There is also one story, "The Saturn Game," set long before "Wings of Victory" and there are two stories of the early Empire set before The People of the Wind. I suggest that all these works from "The Saturn Game" up to and including The People of the Wind can be seen as an expanded Earth Book. Imagine that Hloch's successor as an Avalonian historian finds these works and includes them in chronological order in a later edition of The Earth Book although without adding introductions as Hloch had done. Hloch's commentaries would remain although with "The Saturn Game" now preceding even his general introduction. The work would comprise several volumes but with a changed reading order. For example, the first two Falkayn stories belong in an early introductory section or volume, not in the later Trader Team section.

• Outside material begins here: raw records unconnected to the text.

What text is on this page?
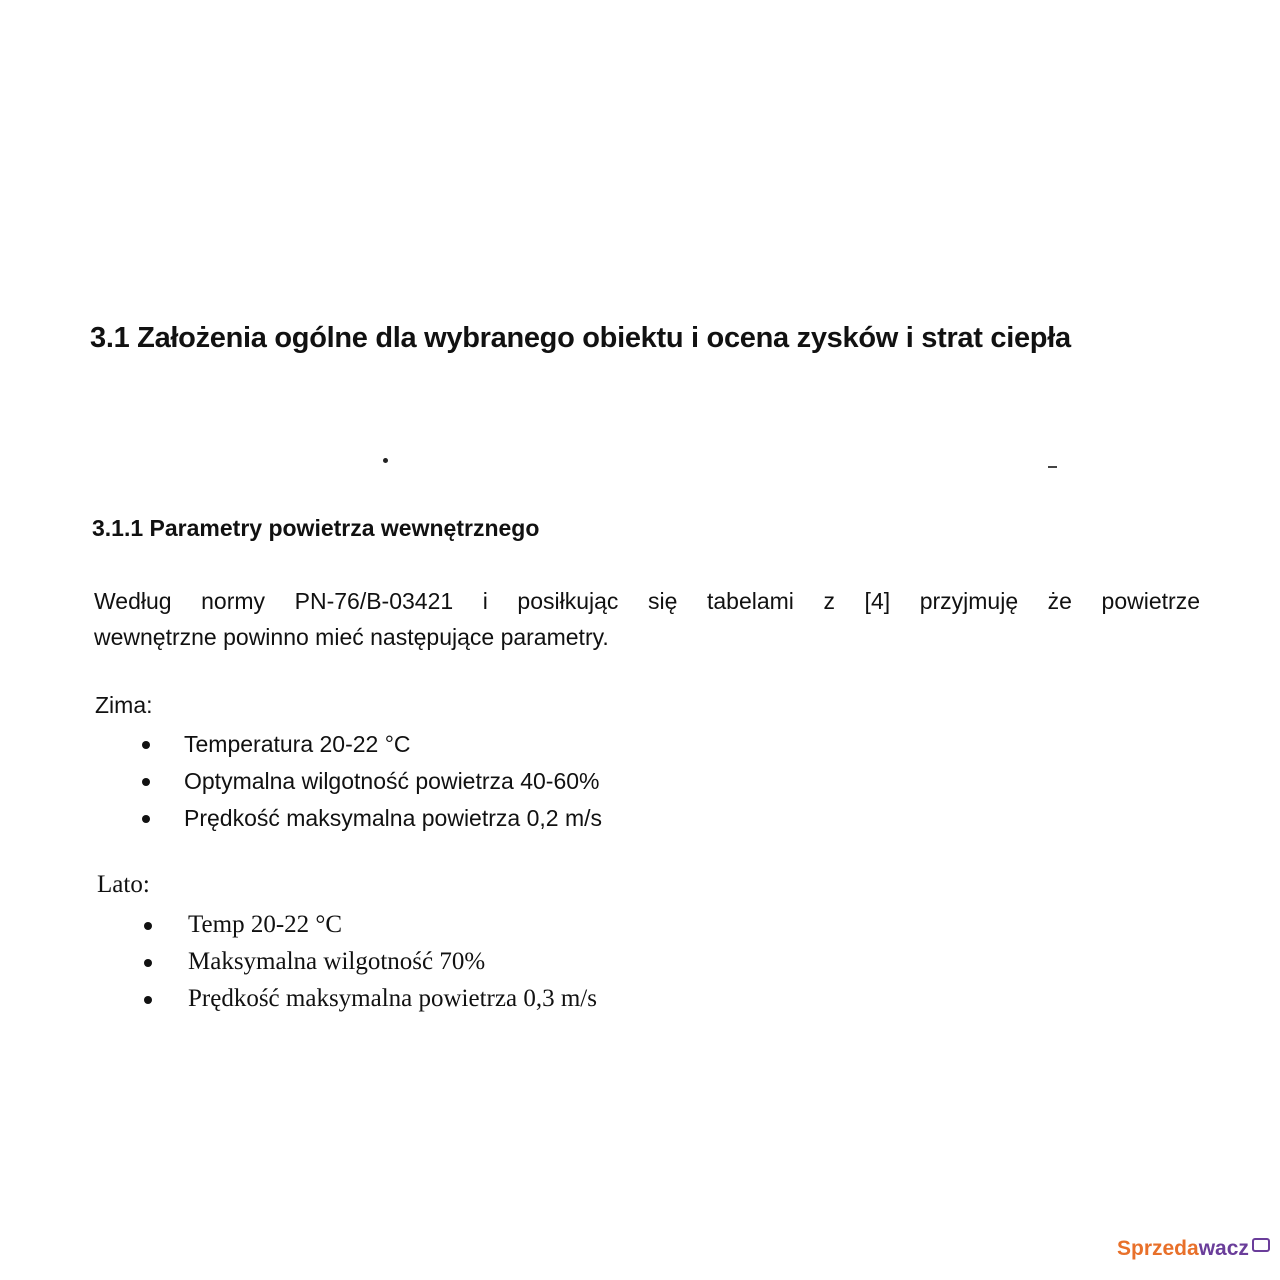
3.1 Założenia ogólne dla wybranego obiektu i ocena zysków i strat ciepła
3.1.1 Parametry powietrza wewnętrznego
Według normy PN-76/B-03421 i posiłkując się tabelami z [4] przyjmuję że powietrze
wewnętrzne powinno mieć następujące parametry.
Zima:
Temperatura 20-22 °C
Optymalna wilgotność powietrza 40-60%
Prędkość maksymalna powietrza 0,2 m/s
Lato:
Temp 20-22 °C
Maksymalna wilgotność 70%
Prędkość maksymalna powietrza 0,3 m/s
Sprzedawacz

The proposed expanded Earth Book would differ in two ways from the first three volumes of the current Baen editions of the Technic History. First, where there are introductions or afterwords by the human author Anderson, I suggest that these should be preserved and published but in an Appendix at the end of the series so that they do not interrupt the flow of the Avalonian narration. Secondly, I disagree with the way the volumes are divided up. For example, I argue that the van Rijn/Falkayn novel, Mirkheim, should conclude a Trader Team volume, not introduce a Rise of the Terran Empire volume. A better title for The Rise of the Terran Empire, minus Mirkheim, would be Avalon and Empire. The Empire is not founded until "The Star Plunderer" which comes after "Rescue on Avalon." (Anderson's future history is richer and better written than Asimov's series containing Foundation and Empire.) I think it makes sense to read the van Rijn works en bloc, then the Trader Team series, starring Falkayn, en bloc.

However, Baen and their editor, Hank Davis, are doing something I could not do: letting everyone read Anderson's series from beginning to end for the very first time.

Anderson, Poul. The Earth Book of Stormgate, New York, 1978.